Document AI that reads contracts and invoices the way finance needs
A pipeline that pulls structured, finance-ready data out of commercial contracts and vendor invoices — text or scanned.
Context
Two of the most paper-bound jobs in finance are reading commercial contracts (to know what to bill, when, and how to recognise it) and processing vendor invoices (to book them correctly). Both are usually done by eye, line by line — slow, inconsistent, and exactly where revenue-recognition and booking errors creep in.
Challenge
Extract the data finance actually needs — not just "what does this document say," but milestones, payment schedules, revenue-recognition triggers, tax fields — reliably, across both clean digital PDFs and messy scanned documents, and land it in a structure the team can work from.
What I built
A document-AI pipeline with the right tool for each document type:
- Commercial / licensing contracts → a language-model extraction pass that pulls milestones, scope activities, payment schedules and revenue-recognition flags into a structured master tracker.
- Vendor invoices and import documents → a layout-aware extraction pass (digital text where available, a vision model as fallback for scans) that captures the booking-relevant fields and supports reconciliation against the ERP.

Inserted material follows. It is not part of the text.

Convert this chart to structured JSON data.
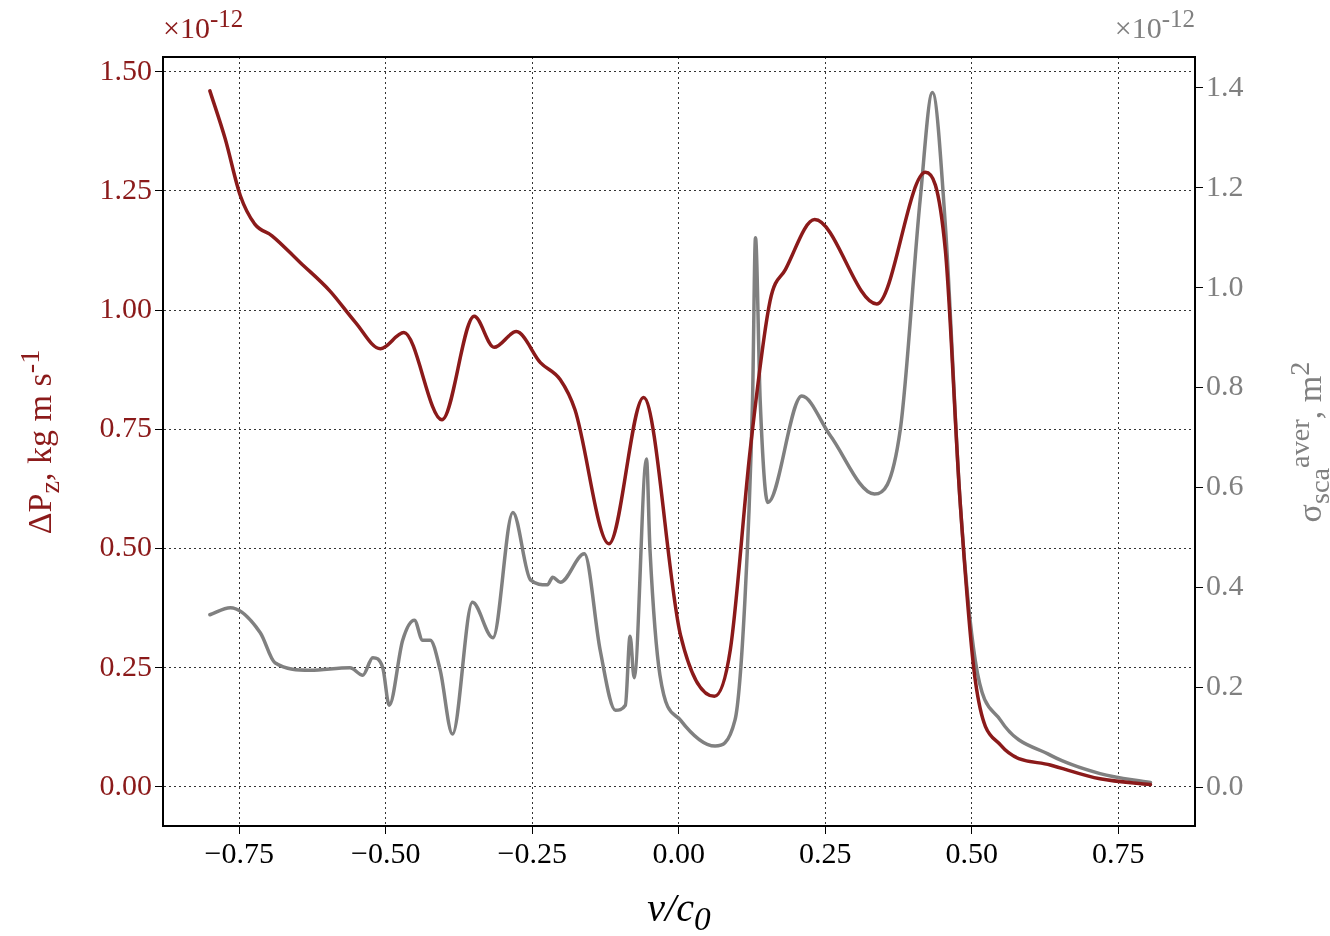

The output is structured data, not a summary — it feeds the billing checklist, the revenue register, and the booking process directly. Crucially, the extraction is shaped by the *accounting* questions, so it surfaces the things that change a number, not just the things that are easy to read.
Outcome
Contract and invoice data captured in minutes and in a consistent shape, instead of read by hand and re-keyed. The errors that come from a missed milestone or a mis-read field move from "found at audit" to "caught at intake."